Tiftik yünüyle ısınmak nasıl oluyor?
– Tiftik yününden çorap, boyun atkısı ve mont giyiyorum. Ayrıca tiftik battaniyesine sarınıyorum.
– Doğal gaz yakmıyor musun?
– Doğal gazı mutfakta kullanıyorum. Kombiyi yakmıyorum, onun için satmayı düşünüyorum.
– Yakıt olarak hiçbir şey kullanmıyor musun?
– Glikozu tercih ediyorum. Enerjimi ondan sağlıyorum. Daha başarılı yıkımı için, vitamin ve mineralleri de devreye sokuyorum.
– Glikoz şeker, hastalık yolunu açmaz mı?
– Enerjisi yetecek, kadar bulunduruyorum, Vücuduma minimum oranda gönderiyorum. Hücreler bulduklarına seviniyorlar. Parçalayıp enerjisini, biyokimyasal tepkimelerde ve ısınmada harcıyorlar.
– Kitap okumakla beynini yormuyor musun?
– Söylediğin doğru, gayet insani, fakat o düşünceni şu şekilde aştım.

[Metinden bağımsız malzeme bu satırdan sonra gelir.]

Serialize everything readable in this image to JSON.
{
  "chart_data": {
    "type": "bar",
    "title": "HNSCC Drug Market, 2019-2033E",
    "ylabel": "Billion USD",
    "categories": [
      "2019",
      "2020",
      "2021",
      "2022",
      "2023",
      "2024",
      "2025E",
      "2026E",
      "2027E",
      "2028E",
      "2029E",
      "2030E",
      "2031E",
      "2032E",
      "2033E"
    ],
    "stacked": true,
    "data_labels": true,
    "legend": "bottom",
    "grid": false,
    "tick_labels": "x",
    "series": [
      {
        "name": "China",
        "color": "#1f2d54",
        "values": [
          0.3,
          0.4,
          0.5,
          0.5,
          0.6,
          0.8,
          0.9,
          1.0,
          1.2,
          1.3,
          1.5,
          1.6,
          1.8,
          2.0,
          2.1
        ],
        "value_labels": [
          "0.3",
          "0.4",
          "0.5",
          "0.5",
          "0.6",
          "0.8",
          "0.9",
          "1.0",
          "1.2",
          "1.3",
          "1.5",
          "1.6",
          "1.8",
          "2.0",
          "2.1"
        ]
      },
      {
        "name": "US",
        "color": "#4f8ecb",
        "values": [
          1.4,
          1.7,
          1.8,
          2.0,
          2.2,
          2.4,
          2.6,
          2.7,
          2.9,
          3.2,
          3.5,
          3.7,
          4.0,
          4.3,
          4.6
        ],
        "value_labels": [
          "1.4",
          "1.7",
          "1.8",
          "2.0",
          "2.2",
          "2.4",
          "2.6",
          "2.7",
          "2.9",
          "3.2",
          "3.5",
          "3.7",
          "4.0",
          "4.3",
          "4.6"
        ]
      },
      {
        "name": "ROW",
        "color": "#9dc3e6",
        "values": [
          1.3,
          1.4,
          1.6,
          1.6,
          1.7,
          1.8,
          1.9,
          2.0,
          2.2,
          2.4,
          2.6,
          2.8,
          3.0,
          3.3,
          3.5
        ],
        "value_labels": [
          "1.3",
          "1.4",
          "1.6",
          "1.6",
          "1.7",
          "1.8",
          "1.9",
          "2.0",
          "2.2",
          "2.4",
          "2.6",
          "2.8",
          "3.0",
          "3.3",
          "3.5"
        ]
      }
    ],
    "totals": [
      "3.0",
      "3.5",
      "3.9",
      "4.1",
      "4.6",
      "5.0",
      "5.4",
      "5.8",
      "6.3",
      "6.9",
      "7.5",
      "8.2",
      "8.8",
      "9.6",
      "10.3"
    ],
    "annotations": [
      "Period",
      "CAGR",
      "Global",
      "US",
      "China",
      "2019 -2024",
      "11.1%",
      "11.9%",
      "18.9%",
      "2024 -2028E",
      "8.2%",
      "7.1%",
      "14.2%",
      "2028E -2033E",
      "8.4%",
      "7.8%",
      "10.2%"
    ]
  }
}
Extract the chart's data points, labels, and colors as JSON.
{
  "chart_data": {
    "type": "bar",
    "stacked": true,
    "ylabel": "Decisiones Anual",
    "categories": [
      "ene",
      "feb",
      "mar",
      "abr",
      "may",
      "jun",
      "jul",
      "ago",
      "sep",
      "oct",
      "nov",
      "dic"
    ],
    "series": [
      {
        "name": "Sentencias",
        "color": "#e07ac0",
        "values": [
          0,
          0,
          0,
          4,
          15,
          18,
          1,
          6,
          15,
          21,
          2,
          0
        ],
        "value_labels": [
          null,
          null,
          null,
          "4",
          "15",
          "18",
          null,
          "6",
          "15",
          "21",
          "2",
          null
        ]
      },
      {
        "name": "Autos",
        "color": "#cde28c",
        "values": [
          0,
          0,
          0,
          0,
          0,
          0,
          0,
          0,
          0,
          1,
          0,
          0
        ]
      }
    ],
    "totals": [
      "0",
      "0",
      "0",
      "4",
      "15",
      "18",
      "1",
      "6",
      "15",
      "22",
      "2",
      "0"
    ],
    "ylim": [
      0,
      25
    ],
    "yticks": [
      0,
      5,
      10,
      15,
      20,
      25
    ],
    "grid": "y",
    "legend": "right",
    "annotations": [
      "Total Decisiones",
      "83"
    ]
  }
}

– Duygusal olarak; duyu organlarıma en kalitelisinden filtre taktırdım. Örnek; okuduğumda gıcık alacağım konuları, filtre sistemin devreye almıyor ve beynim de yorulmuyor.
– Televizyon izlemiyor musun?
– TV kanallarına hiç bakmıyorum. Konuşanların kimi ısmarlama, kimi yalan ve kimi de bilmem ne. Filtrelerim devrede olduğu için beni ırgalamıyor. Yorulduğumda gerçek olarak, dağda, denizde kayanları, belgesel olarak izliyorum.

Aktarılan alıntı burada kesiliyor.